The add-on is priced at Libor plus 450 bps with a 1% Libor floor, in line with the existing term loan B, and is offered at an original issue discount of 99.

Bank of America Merrill Lynch and GE Capital Markets are leading the deal that will be used to fund the acquisition of MSE, a producer of OEM-alternative printer cartridges.

4L Technologies is a Hoffman Estates, Ill.-based printer cartridge and mobile phone remanufacturer.

Amsurg timing revealed

Amsurg surfaced with plans to hold a bank meeting at 11 a.m.
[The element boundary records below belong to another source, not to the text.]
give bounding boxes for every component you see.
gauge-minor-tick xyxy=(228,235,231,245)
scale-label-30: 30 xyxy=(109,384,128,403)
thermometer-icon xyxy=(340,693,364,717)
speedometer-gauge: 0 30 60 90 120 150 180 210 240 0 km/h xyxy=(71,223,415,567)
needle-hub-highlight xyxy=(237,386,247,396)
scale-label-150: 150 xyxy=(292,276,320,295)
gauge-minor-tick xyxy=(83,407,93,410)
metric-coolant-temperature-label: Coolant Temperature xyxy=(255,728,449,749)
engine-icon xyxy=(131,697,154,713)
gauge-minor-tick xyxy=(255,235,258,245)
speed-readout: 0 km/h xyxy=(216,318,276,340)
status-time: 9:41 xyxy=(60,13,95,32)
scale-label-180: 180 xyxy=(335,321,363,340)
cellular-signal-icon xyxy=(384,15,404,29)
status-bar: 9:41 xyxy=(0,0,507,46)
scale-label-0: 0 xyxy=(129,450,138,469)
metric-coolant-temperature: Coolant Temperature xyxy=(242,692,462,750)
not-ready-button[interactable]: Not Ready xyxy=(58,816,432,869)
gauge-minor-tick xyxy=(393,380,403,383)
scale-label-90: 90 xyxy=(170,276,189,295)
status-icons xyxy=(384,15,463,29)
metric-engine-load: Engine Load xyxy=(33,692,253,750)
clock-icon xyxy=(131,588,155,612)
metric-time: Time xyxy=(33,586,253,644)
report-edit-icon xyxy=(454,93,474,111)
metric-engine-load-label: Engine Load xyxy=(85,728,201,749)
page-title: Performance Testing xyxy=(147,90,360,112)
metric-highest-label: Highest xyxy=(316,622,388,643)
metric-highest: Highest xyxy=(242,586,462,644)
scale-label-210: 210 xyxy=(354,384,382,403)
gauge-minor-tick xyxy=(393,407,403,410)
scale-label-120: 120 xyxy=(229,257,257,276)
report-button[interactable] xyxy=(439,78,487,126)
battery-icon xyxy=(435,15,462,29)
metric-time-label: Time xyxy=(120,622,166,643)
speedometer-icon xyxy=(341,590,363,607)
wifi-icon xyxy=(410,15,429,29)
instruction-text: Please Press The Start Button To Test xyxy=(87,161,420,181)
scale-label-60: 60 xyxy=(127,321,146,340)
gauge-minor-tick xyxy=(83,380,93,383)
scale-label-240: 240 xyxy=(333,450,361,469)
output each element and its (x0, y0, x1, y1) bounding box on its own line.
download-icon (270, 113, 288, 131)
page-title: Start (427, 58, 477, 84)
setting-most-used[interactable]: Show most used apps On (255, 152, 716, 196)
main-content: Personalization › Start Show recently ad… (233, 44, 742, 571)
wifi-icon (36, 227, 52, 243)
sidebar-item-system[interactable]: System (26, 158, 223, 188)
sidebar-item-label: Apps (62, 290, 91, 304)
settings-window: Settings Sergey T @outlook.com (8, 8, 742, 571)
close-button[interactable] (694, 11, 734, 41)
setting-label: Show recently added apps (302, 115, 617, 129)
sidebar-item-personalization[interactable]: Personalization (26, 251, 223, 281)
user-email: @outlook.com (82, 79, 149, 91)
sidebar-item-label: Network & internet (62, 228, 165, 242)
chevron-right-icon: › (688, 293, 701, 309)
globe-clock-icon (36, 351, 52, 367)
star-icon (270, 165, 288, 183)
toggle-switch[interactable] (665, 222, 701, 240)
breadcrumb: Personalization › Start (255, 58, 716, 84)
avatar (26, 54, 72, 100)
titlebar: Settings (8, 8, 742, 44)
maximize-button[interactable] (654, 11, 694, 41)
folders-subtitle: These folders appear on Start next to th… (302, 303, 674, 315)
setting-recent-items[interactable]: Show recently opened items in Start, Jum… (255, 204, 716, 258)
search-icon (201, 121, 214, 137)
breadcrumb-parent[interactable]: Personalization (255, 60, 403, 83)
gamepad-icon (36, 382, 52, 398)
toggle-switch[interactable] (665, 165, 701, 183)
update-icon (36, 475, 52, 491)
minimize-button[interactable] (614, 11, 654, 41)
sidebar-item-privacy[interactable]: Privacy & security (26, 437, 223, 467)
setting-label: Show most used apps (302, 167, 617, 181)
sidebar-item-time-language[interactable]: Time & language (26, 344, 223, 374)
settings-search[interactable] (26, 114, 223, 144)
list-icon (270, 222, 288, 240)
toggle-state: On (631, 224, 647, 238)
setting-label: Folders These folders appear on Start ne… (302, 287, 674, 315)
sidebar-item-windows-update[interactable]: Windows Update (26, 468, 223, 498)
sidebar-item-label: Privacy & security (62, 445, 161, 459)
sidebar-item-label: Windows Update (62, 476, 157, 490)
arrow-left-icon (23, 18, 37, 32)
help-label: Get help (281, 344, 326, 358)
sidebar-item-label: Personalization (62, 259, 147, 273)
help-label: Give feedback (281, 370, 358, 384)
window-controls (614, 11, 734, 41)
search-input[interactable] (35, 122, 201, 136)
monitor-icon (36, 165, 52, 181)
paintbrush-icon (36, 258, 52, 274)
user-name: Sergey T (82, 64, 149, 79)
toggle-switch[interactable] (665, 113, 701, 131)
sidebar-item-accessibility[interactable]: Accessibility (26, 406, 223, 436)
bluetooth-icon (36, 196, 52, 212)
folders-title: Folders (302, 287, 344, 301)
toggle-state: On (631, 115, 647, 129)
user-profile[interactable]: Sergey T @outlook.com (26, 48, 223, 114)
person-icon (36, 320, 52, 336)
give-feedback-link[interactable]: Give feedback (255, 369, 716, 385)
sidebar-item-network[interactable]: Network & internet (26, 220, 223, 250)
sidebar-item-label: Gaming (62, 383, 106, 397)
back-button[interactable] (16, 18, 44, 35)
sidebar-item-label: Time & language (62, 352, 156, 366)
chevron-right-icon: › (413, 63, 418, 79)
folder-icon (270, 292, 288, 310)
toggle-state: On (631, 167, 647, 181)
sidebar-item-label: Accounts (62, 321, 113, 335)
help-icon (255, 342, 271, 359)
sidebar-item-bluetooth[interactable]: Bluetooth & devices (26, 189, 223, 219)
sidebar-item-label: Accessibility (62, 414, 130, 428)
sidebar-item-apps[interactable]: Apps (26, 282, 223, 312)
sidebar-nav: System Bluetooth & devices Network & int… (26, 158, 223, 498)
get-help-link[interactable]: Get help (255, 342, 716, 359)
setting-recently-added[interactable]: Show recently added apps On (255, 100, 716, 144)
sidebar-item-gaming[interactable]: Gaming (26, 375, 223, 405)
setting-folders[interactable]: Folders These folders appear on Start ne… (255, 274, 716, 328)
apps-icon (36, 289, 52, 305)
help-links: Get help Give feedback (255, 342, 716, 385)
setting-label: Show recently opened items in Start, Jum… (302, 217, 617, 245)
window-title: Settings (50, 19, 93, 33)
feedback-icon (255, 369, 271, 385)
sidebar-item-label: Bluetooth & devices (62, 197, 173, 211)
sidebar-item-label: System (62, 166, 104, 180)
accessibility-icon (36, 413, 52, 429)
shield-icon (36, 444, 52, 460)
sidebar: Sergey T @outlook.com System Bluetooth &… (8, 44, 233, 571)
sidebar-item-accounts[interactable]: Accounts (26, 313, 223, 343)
ET in New York on Monday to launch its new credit facility, according to a market source, who said official details on size and structure are not yet out.

Recent filings with the Securities and Exchange Commission said that the company would be getting a $1,375,000,000 senior secured facility consisting of a $250 million five-year revolver and a $1,125,000,000 seven-year covenant-light term loan B.

Pricing was outlined in the filings at Libor plus 300 bps with a 1% Libor floor on both tranches, and the term loan was said to include 101 soft call protection for six months.

Citigroup Global Markets Inc. is the left lead on the deal, and, according to the filings, SunTrust Robinson Humphrey Inc., Bank of America Merrill Lynch, Jefferies Finance LLC and Wells Fargo Securities LLC are leads too.

Amsurg buying Sheridan

Proceeds from Amsurg’s credit facility, an expected $1,021,000,000 senior unsecured notes offering and about $615 million in equity or equity-linked securities will be used to fund the $2.35 billion acquisition of Sheridan Healthcare from Hellman & Friedman LLC.

Regulatory filings said that backing the notes is a commitment for a $1,021,000,000 one-year senior bridge loan with pricing of Libor plus 600 bps with a 1% Libor floor. The spread will increase by 50 bps every three months until it hits a specified cap.

Closing is expected in the third quarter, subject to customary conditions and regulatory approvals.

Amsurg is a Nashville, Tenn.-based acquirer, developer and operator of ambulatory surgery centers. Sheridan Healthcare is a Sunrise, Fla.-based provider of multi-specialty outsourced physician services to hospitals, ambulatory surgery centers and other health care facilities.

Advantage Sales on deck

Advantage Sales & Marketing set a bank meeting for 10 a.m. ET on Monday to launch a $2.76 billion credit facility, according to sources.

The facility consists of a $200 million five-year revolver, a $1.8 billion seven-year first-lien covenant-light term loan and a $760 million eight-year second-lien covenant-light term loan, sources said.

Bank of America Merrill Lynch, Credit Suisse Securities (USA) LLC, Deutsche Bank Securities Inc. and Jefferies Finance LLC are leading the deal that will be used to help fund the buyout of the Irvine, Calif.-based sales and marketing agency by Leonard Green & Partners LP and CVC Capital Partners from Apax Partners.

Closing is expected in the third quarter, subject to customary conditions.

Utility Services allocates

In other news, Utility Services Associates Inc. allocated its fungible $40 million add-on first-lien term loan that is priced at Libor plus 575 bps with a 1% Libor floor, in line with the existing first-lien term loan, and was issued at par, a source said.

The add-on loan was upsized from $35 million and the offer price was tightened from 99½ during syndication.

RBC Capital Markets is leading the deal that will be used to fund the acquisition of UTEC Construction.

Utility Services Associates, a First Reserve portfolio company, is a provider of critical outsourced services for power transmission, distribution and substation infrastructure.